Spencer and I had a date last night. I think that it went pretty well.
Rocky start. We were supposed to meet at 6:30, but then he had to postpone till 6:45, and then I couldn’t get out of work till late and said that I’d be there by 7 pm. Traffic was terrible, so I ran 5 blocks cross-town and over twenty blocks and met him at ten after. I just google mapped it; it was a mile and a half. I did that in rush-hour traffic in 20 min in makeup and nice dress and flip-flops. He was kinda sore about my being late. I understand he was concerned about being stood up–being stood up really sucks–but I said I’d be late and COME ON, the Studio is not exactly the IRS office. If Frau Farbissina is ten minutes late paying me, I have to wait till she reimburses my fee. Same with my students. What am I going to do? Report it to OSHA?

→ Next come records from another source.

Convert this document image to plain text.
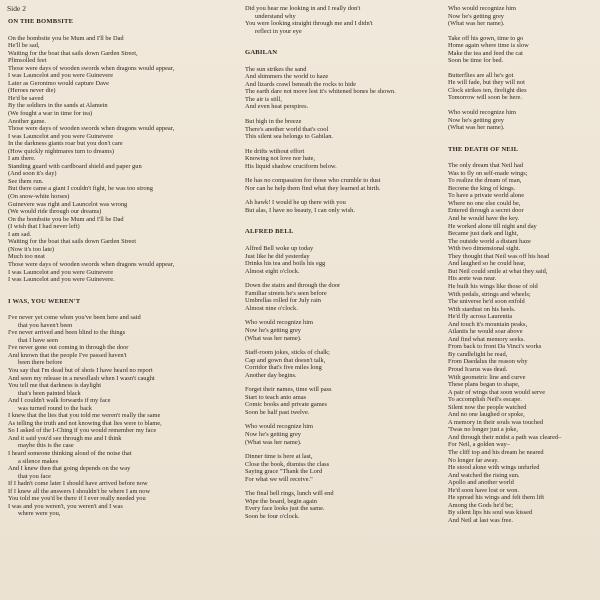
Side 2
ON THE BOMBSITE
On the bombsite you be Mum and I'll be Dad
He'll be sad,
Waiting for the boat that sails down Garden Street,
Plimsolled feet
Those were days of wooden swords when dragons would appear,
I was Launcelot and you were Guinevere
Later as Geronimo would capture Dave
(Heroes never die)
He'd be saved
By the soldiers in the sands at Alamein
(We fought a war in time for tea)
Another game.
Those were days of wooden swords when dragons would appear,
I was Launcelot and you were Guinevere
In the darkness giants roar but you don't care
(How quickly nightmares turn to dreams)
I am there.
Standing guard with cardboard shield and paper gun
(And soon it's day)
See them run.
But there came a giant I couldn't fight, he was too strong
(On snow-white horses)
Guinevere was right and Launcelot was wrong
(We would ride through our dreams)
On the bombsite you be Mum and I'll be Dad
(I wish that I had never left)
I am sad.
Waiting for the boat that sails down Garden Street
(Now it's too late)
Much too neat
Those were days of wooden swords when dragons would appear,
I was Launcelot and you were Guinevere
I was Launcelot and you were Guinevere.
I WAS, YOU WEREN'T
I've never yet come when you've been here and said
that you haven't been
I've never arrived and been blind to the things
that I have seen
I've never gone out coming in through the door
And known that the people I've passed haven't
been there before
You say that I'm dead but of shots I have heard no report
And seen my release in a newsflash when I wasn't caught
You tell me that darkness is daylight
that's been painted black
And I couldn't walk forwards if my face
was turned round to the back
I knew that the lies that you told me weren't really the same
As telling the truth and not knowing that lies were to blame,
So I asked of the I-Ching if you would remember my face
And it said you'd see through me and I think
maybe this is the case
I heard someone thinking aloud of the noise that
a silence makes
And I knew then that going depends on the way
that you face
If I hadn't come later I should have arrived before now
If I knew all the answers I shouldn't be where I am now
You told me you'd be there if I ever really needed you
I was and you weren't, you weren't and I was
where were you,
Did you hear me looking in and I really don't
understand why
You were looking straight through me and I didn't
reflect in your eye
GABILAN
The sun strikes the sand
And shimmers the world to haze
And lizards crawl beneath the rocks to hide
The earth dare not move lest it's whitened bones be shown.
The air is still,
And even heat perspires.
But high in the breeze
There's another world that's cool
This silent sea belongs to Gabilan.
He drifts without effort
Knowing not love nor hate,
His liquid shadow cruciform below.
He has no compassion for those who crumble to dust
Nor can he help them find what they learned at birth.
Ah hawk! I would he up there with you
But alas, I have no beauty, I can only wish.
ALFRED BELL
Alfred Bell woke up today
Just like he did yesterday
Drinks his tea and boils his egg
Almost eight o'clock.
Down the stairs and through the door
Familiar streets he's seen before
Umbrellas rolled for July rain
Almost nine o'clock.
Who would recognize him
Now he's getting grey
(What was her name).
Staff-room jokes, sticks of chalk;
Cap and gown that doesn't talk,
Corridor that's five miles long
Another day begins.
Forget their names, time will pass
Start to teach anto amas
Comic books and private games
Soon be half past twelve.
Who would recognize him
Now he's getting grey
(What was her name).
Dinner time is here at last,
Close the book, dismiss the class
Saying grace "Thank the Lord
For what we will receive."
The final bell rings, lunch will end
Wipe the board, begin again
Every face looks just the same.
Soon be four o'clock.
Who would recognize him
Now he's getting grey
(What was her name).
Take off his gown, time to go
Home again where time is slow
Make the tea and feed the cat
Soon be time for bed.
Butterflies are all he's got
He will fade, but they will not
Clock strikes ten, firelight dies
Tomorrow will soon be here.
Who would recognize him
Now he's getting grey
(What was her name).
THE DEATH OF NEIL
The only dream that Neil had
Was to fly on self-made wings;
To realize the dream of man,
Become the king of kings.
To have a private world alone
Where no one else could be,
Entered through a secret door
And he would have the key.
He worked alone till night and day
Became just dark and light,
The outside world a distant haze
With two dimensional sight.
They thought that Neil was off his head
And laughed so he could hear,
But Neil could smile at what they said,
His arete was near.
He built his wings like those of old
With pedals, strings and wheels;
The universe he'd soon enfold
With stardust on his heels.
He'd fly across Laurentia
And touch it's mountain peaks,
Atlantis he would soar above
And find what memory seeks.
From back to front Da Vinci's works
By candlelight he read,
From Daedalus the reason why
Proud Icarus was dead.
With geometric line and curve
These plans began to shape,
A pair of wings that soon would serve
To accomplish Neil's escape.
Silent now the people watched
And no one laughed or spoke,
A memory in their souls was touched
'Twas no longer just a joke,
And through their midst a path was cleared–
For Neil, a golden way–
The cliff top and his dream he neared
No longer far away.
He stood alone with wings unfurled
And watched the rising sun.
Apollo and another world
He'd soon have lost or won.
He spread his wings and felt them lift
Among the Gods he'd be;
By silent lips his soul was kissed
And Neil at last was free.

I have the vague suspicion that he doesn’t think that I respect him enough. I could be wrong about this, and I hope that I am.
Everything else was awesome!
He took me to a Japanese restaurant which was the equivalent, I guess, of a Japanese casual bar and we ate Japanese pub food! It was full of Asian people (mostly men) and a lovely professional barmaid with bangs.
|“Abandon All Compassion, Ye Who Enter Here.” Delicious Animals on Skewers|
Behold, the menu! There had to have been at least 30 different animals available for eating within its pages. The animals are grilled or fried or broiled or otherwise prepared. I have to hand it to the Japanese: they don’t fuck around with the animal eating. They will eat ANYTHING. Ignore that Shinto propaganda–they have no respect for animals.
I’m not bashing the Japanese . We torture animals too.
Delicious animals. I guess that in Japan, you can get exotic animals on sticks. yum yum yum
I intend to write more about Spenser tomorrow, and continue this narrative.
I asked him to stay over at my place next week.
I haven’t had a man overnight in my bed in a long time.